Factory farms - also known as Intensive Livestock Operations - produce staggering amounts of animal wastes. The way these wastes are stored and used has profound effects on human health and the environment.
On most factory farms, animals are crowded into relatively small areas, their manure and urine are funneled into massive waste lagoons. These cesspools often break, leak or overflow, sending dangerous microbes, nitrate pollution and drug-resistant bacteria into water supplies. For example, nitrates often seep from lagoons and sprayfields into groundwater. Drinking water contaminated with nitrates can increase the risk of blue baby syndrome and spontaneous abortions. Several disease outbreaks related to drinking water have been traced to bacteria and viruses from waste.
Even if none of these problems occurs, the lagoons still release toxic gases such as ammonia, hydrogen sulfide and methane. Their horrible stench and toxic chemicals harm workers and nearby residents. For instance, one gas released by the lagoons, hydrogen sulfide, is dangerous even at low levels. Its effects - which are irreversible - range from sore throat to seizures, comas and even death. Other health effects associated with the gases from factory farms include headaches, shortness of breath, wheezing, excessive coughing and diarrhea.
The farms often spray the manure onto land, ostensibly as fertilizer - these "sprayfields" bring still more of these harmful substances into our air and water. Although manure can be an excellent fertilizer when it is applied at rates that crops can absorb, it must be safely - and sensibly - applied. But factory farms often produce far more manure than their land requires, and they can overapply it to fields, causing it to run off the fields and into rivers and streams. Farmers may also spray when it is rainy or windy or when there is snow on the ground. In addition, the act of spraying wastes increases evaporation and vaporization of pollutants.
On top of this, the widespread use of antibiotics also poses dangers. Large-scale animal factories often give animals antibiotics to promote growth, or to compensate for illness resulting from crowded conditions. These antibiotics are entering the environment and the food chain, contributing to the rise of antibiotic resistant bacteria and making it harder to treat human diseases.
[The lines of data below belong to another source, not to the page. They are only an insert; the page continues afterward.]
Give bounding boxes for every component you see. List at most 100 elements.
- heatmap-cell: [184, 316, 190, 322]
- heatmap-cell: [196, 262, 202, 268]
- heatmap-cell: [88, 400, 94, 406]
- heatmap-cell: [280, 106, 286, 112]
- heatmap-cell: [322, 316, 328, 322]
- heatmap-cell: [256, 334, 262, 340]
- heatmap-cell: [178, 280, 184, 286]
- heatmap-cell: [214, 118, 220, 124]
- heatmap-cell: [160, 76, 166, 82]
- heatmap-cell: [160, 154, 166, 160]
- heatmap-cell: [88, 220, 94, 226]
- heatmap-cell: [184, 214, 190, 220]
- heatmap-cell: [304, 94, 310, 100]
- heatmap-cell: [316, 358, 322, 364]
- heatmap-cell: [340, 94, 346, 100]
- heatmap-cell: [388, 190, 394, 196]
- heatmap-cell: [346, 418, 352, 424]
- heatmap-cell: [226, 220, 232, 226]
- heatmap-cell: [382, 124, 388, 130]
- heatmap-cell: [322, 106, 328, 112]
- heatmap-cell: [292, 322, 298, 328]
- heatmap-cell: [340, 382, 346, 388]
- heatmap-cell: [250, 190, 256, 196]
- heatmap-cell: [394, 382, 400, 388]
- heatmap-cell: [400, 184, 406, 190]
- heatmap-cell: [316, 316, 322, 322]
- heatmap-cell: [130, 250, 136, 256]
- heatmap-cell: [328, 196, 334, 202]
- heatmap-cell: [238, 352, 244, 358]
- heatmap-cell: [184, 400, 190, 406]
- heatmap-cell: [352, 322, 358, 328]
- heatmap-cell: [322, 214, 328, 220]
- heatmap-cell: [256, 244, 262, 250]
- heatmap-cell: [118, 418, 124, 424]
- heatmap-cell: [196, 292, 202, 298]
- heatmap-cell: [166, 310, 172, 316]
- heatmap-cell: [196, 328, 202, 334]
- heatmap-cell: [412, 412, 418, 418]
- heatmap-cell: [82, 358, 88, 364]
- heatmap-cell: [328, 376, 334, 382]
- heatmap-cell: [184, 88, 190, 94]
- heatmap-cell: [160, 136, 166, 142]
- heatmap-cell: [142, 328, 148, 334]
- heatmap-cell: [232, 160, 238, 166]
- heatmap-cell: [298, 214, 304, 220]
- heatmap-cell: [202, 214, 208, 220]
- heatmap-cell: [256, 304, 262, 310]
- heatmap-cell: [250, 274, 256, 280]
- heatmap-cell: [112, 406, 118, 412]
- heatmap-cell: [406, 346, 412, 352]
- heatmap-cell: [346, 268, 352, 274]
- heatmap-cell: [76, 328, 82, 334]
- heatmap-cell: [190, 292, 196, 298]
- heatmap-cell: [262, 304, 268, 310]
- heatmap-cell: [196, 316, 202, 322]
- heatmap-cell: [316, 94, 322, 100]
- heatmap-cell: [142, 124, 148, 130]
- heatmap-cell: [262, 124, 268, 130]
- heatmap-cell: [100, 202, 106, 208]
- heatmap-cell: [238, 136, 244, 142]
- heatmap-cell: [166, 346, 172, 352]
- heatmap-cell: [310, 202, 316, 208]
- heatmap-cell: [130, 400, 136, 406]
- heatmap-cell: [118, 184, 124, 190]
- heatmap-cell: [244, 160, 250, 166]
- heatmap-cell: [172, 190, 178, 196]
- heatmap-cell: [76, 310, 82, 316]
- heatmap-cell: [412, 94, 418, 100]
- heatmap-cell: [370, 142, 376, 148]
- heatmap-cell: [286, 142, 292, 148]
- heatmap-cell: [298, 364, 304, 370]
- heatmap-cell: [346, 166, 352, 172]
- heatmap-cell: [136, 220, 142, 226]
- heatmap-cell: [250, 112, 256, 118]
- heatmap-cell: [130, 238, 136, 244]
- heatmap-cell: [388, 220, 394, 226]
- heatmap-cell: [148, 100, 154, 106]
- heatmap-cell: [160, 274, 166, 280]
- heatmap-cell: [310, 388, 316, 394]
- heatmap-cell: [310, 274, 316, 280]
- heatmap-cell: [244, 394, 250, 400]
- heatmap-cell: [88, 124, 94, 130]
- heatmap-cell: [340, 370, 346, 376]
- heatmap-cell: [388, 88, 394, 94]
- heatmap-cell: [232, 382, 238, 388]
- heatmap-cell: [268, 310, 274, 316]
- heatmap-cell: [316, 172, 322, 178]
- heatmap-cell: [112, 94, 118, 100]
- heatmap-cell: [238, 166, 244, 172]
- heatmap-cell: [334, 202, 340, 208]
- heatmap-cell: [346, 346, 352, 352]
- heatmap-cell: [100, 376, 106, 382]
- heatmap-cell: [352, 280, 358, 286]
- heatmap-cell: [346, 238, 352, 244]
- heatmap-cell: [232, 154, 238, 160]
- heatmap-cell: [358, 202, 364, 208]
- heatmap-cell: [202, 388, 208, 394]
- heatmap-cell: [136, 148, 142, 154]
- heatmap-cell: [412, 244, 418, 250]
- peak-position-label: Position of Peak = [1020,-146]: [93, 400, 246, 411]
The natural environment also suffers in many ways from factory farming practices. Sometimes the damage is sudden and catastrophic, as when a ruptured lagoon causes a massive fish kill. At other times, it is cumulative - for example, when manure is repeatedly overapplied, it runs off the land and accumulates as nutrient pollution in waterways. Phosphorus and nitrogen threaten water quality. In excessive amounts, nutrients often cause an explosion of algae that robs the water of oxygen, killing aquatic life. Manure can also contain traces of salt and heavy metals, which can end up in bodies of water and accumulate in the sediment, concentrating as they move through the food chain.
When factory farms move into a community they promise increased tax revenues for the county, better markets for local farmers, jobs, and more commerce for businesses. However, studies show that large-scale livestock operations usually import their feed and equipment from outside of the county, export the finished product, and degrade the local roads with their trucks, bringing little benefit of any kind.